Cryptocurrencies have also changed the way projects raise funds. Offering a faster and more transparent way to raise money makes the crypto ecosystem manufacturing process more acceptable to investors and money seekers. All project owners have to do is select a funding process, platform and launchpad for their project. Crypto fundraising processes typically involve a private sales funding round, an Initial Exchange Offering (IEO), an Initial Coin Offering (ICO), or a Security Token Offering (STO).

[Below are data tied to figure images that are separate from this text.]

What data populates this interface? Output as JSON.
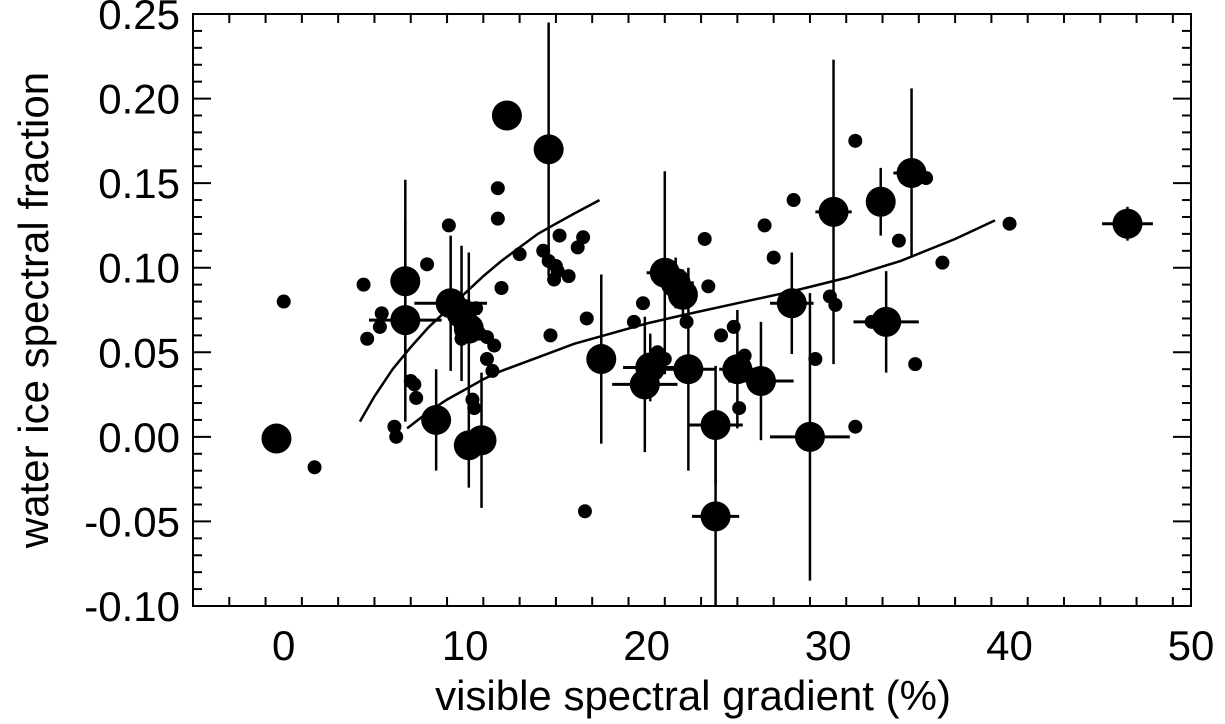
{
  "chart_data": {
    "type": "scatter",
    "title": "",
    "xlabel": "visible spectral gradient (%)",
    "ylabel": "water ice spectral fraction",
    "xlim": [
      -5,
      50
    ],
    "ylim": [
      -0.1,
      0.25
    ],
    "xticks": [
      0,
      10,
      20,
      30,
      40,
      50
    ],
    "xtick_labels": [
      "0",
      "10",
      "20",
      "30",
      "40",
      "50"
    ],
    "yticks": [
      -0.1,
      -0.05,
      0.0,
      0.05,
      0.1,
      0.15,
      0.2,
      0.25
    ],
    "ytick_labels": [
      "-0.10",
      "-0.05",
      "0.00",
      "0.05",
      "0.10",
      "0.15",
      "0.20",
      "0.25"
    ],
    "grid": false,
    "series": [
      {
        "marker": "large-circle-with-errorbars",
        "points": [
          {
            "x": -0.4,
            "y": -0.001,
            "xerr": 0.3,
            "yerr": 0.005
          },
          {
            "x": 6.7,
            "y": 0.092,
            "xerr": 0.5,
            "yerr": 0.06
          },
          {
            "x": 6.7,
            "y": 0.069,
            "xerr": 2.0,
            "yerr": 0.06
          },
          {
            "x": 8.4,
            "y": 0.01,
            "xerr": 0.8,
            "yerr": 0.03
          },
          {
            "x": 9.2,
            "y": 0.079,
            "xerr": 2.0,
            "yerr": 0.04
          },
          {
            "x": 9.8,
            "y": 0.073,
            "xerr": 1.0,
            "yerr": 0.04
          },
          {
            "x": 10.2,
            "y": 0.064,
            "xerr": 0.8,
            "yerr": 0.045
          },
          {
            "x": 10.2,
            "y": -0.005,
            "xerr": 0.8,
            "yerr": 0.025
          },
          {
            "x": 10.9,
            "y": -0.002,
            "xerr": 0.8,
            "yerr": 0.04
          },
          {
            "x": 12.3,
            "y": 0.19,
            "xerr": 0.3,
            "yerr": 0.006
          },
          {
            "x": 14.6,
            "y": 0.17,
            "xerr": 0.4,
            "yerr": 0.075
          },
          {
            "x": 17.5,
            "y": 0.046,
            "xerr": 0.6,
            "yerr": 0.05
          },
          {
            "x": 19.9,
            "y": 0.031,
            "xerr": 1.8,
            "yerr": 0.04
          },
          {
            "x": 20.2,
            "y": 0.041,
            "xerr": 1.5,
            "yerr": 0.02
          },
          {
            "x": 21.0,
            "y": 0.097,
            "xerr": 1.0,
            "yerr": 0.06
          },
          {
            "x": 21.6,
            "y": 0.091,
            "xerr": 1.0,
            "yerr": 0.015
          },
          {
            "x": 22.0,
            "y": 0.084,
            "xerr": 0.8,
            "yerr": 0.015
          },
          {
            "x": 22.3,
            "y": 0.04,
            "xerr": 1.5,
            "yerr": 0.06
          },
          {
            "x": 23.8,
            "y": 0.007,
            "xerr": 1.5,
            "yerr": 0.035
          },
          {
            "x": 23.8,
            "y": -0.047,
            "xerr": 1.3,
            "yerr": 0.06
          },
          {
            "x": 25.0,
            "y": 0.04,
            "xerr": 1.0,
            "yerr": 0.035
          },
          {
            "x": 26.3,
            "y": 0.033,
            "xerr": 1.8,
            "yerr": 0.035
          },
          {
            "x": 28.0,
            "y": 0.079,
            "xerr": 1.2,
            "yerr": 0.03
          },
          {
            "x": 29.0,
            "y": 0.0,
            "xerr": 2.2,
            "yerr": 0.085
          },
          {
            "x": 30.3,
            "y": 0.133,
            "xerr": 1.0,
            "yerr": 0.09
          },
          {
            "x": 32.9,
            "y": 0.139,
            "xerr": 0.8,
            "yerr": 0.02
          },
          {
            "x": 33.2,
            "y": 0.068,
            "xerr": 1.8,
            "yerr": 0.03
          },
          {
            "x": 34.6,
            "y": 0.156,
            "xerr": 1.0,
            "yerr": 0.05
          },
          {
            "x": 46.5,
            "y": 0.126,
            "xerr": 1.4,
            "yerr": 0.01
          }
        ]
      },
      {
        "marker": "small-circle",
        "points": [
          {
            "x": 0.0,
            "y": 0.08
          },
          {
            "x": 1.7,
            "y": -0.018
          },
          {
            "x": 4.4,
            "y": 0.09
          },
          {
            "x": 4.6,
            "y": 0.058
          },
          {
            "x": 5.3,
            "y": 0.065
          },
          {
            "x": 5.4,
            "y": 0.073
          },
          {
            "x": 6.1,
            "y": 0.006
          },
          {
            "x": 6.2,
            "y": 0.0
          },
          {
            "x": 7.0,
            "y": 0.033
          },
          {
            "x": 7.2,
            "y": 0.031
          },
          {
            "x": 7.3,
            "y": 0.023
          },
          {
            "x": 7.9,
            "y": 0.102
          },
          {
            "x": 9.1,
            "y": 0.125
          },
          {
            "x": 9.8,
            "y": 0.058
          },
          {
            "x": 10.4,
            "y": 0.022
          },
          {
            "x": 10.5,
            "y": 0.017
          },
          {
            "x": 10.6,
            "y": 0.076
          },
          {
            "x": 10.8,
            "y": 0.061
          },
          {
            "x": 11.2,
            "y": 0.046
          },
          {
            "x": 11.2,
            "y": 0.059
          },
          {
            "x": 11.5,
            "y": 0.039
          },
          {
            "x": 11.6,
            "y": 0.054
          },
          {
            "x": 11.8,
            "y": 0.129
          },
          {
            "x": 11.8,
            "y": 0.147
          },
          {
            "x": 12.0,
            "y": 0.088
          },
          {
            "x": 13.0,
            "y": 0.108
          },
          {
            "x": 14.3,
            "y": 0.11
          },
          {
            "x": 14.6,
            "y": 0.104
          },
          {
            "x": 14.7,
            "y": 0.06
          },
          {
            "x": 14.9,
            "y": 0.093
          },
          {
            "x": 15.0,
            "y": 0.101
          },
          {
            "x": 15.1,
            "y": 0.098
          },
          {
            "x": 15.2,
            "y": 0.119
          },
          {
            "x": 15.7,
            "y": 0.095
          },
          {
            "x": 16.2,
            "y": 0.112
          },
          {
            "x": 16.5,
            "y": 0.118
          },
          {
            "x": 16.6,
            "y": -0.044
          },
          {
            "x": 16.7,
            "y": 0.07
          },
          {
            "x": 19.3,
            "y": 0.068
          },
          {
            "x": 19.8,
            "y": 0.079
          },
          {
            "x": 20.6,
            "y": 0.05
          },
          {
            "x": 21.0,
            "y": 0.046
          },
          {
            "x": 22.2,
            "y": 0.068
          },
          {
            "x": 23.2,
            "y": 0.117
          },
          {
            "x": 23.4,
            "y": 0.089
          },
          {
            "x": 24.1,
            "y": 0.06
          },
          {
            "x": 24.8,
            "y": 0.065
          },
          {
            "x": 25.1,
            "y": 0.017
          },
          {
            "x": 25.4,
            "y": 0.048
          },
          {
            "x": 26.5,
            "y": 0.125
          },
          {
            "x": 27.0,
            "y": 0.106
          },
          {
            "x": 28.1,
            "y": 0.14
          },
          {
            "x": 29.3,
            "y": 0.046
          },
          {
            "x": 30.1,
            "y": 0.083
          },
          {
            "x": 30.4,
            "y": 0.078
          },
          {
            "x": 31.5,
            "y": 0.175
          },
          {
            "x": 31.5,
            "y": 0.006
          },
          {
            "x": 32.4,
            "y": 0.068
          },
          {
            "x": 33.9,
            "y": 0.116
          },
          {
            "x": 34.8,
            "y": 0.043
          },
          {
            "x": 35.4,
            "y": 0.153
          },
          {
            "x": 36.3,
            "y": 0.103
          },
          {
            "x": 40.0,
            "y": 0.126
          }
        ]
      }
    ],
    "fit_curves": [
      {
        "x": [
          4.2,
          5.0,
          6.0,
          7.0,
          8.0,
          9.0,
          10.0,
          11.0,
          12.0,
          13.0,
          14.0,
          15.0,
          16.0,
          17.4
        ],
        "y": [
          0.009,
          0.024,
          0.04,
          0.053,
          0.065,
          0.075,
          0.085,
          0.095,
          0.104,
          0.112,
          0.12,
          0.126,
          0.132,
          0.14
        ]
      },
      {
        "x": [
          6.8,
          8.0,
          9.0,
          10.0,
          11.0,
          12.0,
          14.0,
          16.0,
          18.0,
          20.0,
          22.0,
          25.0,
          28.0,
          31.0,
          34.0,
          37.0,
          39.2
        ],
        "y": [
          0.005,
          0.015,
          0.022,
          0.028,
          0.034,
          0.039,
          0.047,
          0.055,
          0.061,
          0.067,
          0.072,
          0.079,
          0.086,
          0.094,
          0.104,
          0.117,
          0.128
        ]
      }
    ]
  }
}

Connection to the international market
Operating in international markets has always been fraught with obstacles. First, exchanging foreign currency for local currency was a struggle given the different exchange rates. Also, time has always been a daunting factor. Sending payments across the border was also quite expensive. Thanks to cryptocurrencies, businesses can now conduct faster and more secure transactions. You can conduct trusted transactions, which means the parties involved do not need to know or trust each other.
Cryptocurrencies have come a long way to carve out a niche for themselves in financial terms. Although these are still in the early stages of development, the effect they have made is nothing short of phenomenal. The uses of cryptocurrencies are diverse enough to affect users’ daily activities and change the way people deal with various aspects of their finances such as savings, credit, payments and others. The relationship between cryptocurrencies and mainstream finance is growing and will become more apparent in the years to come.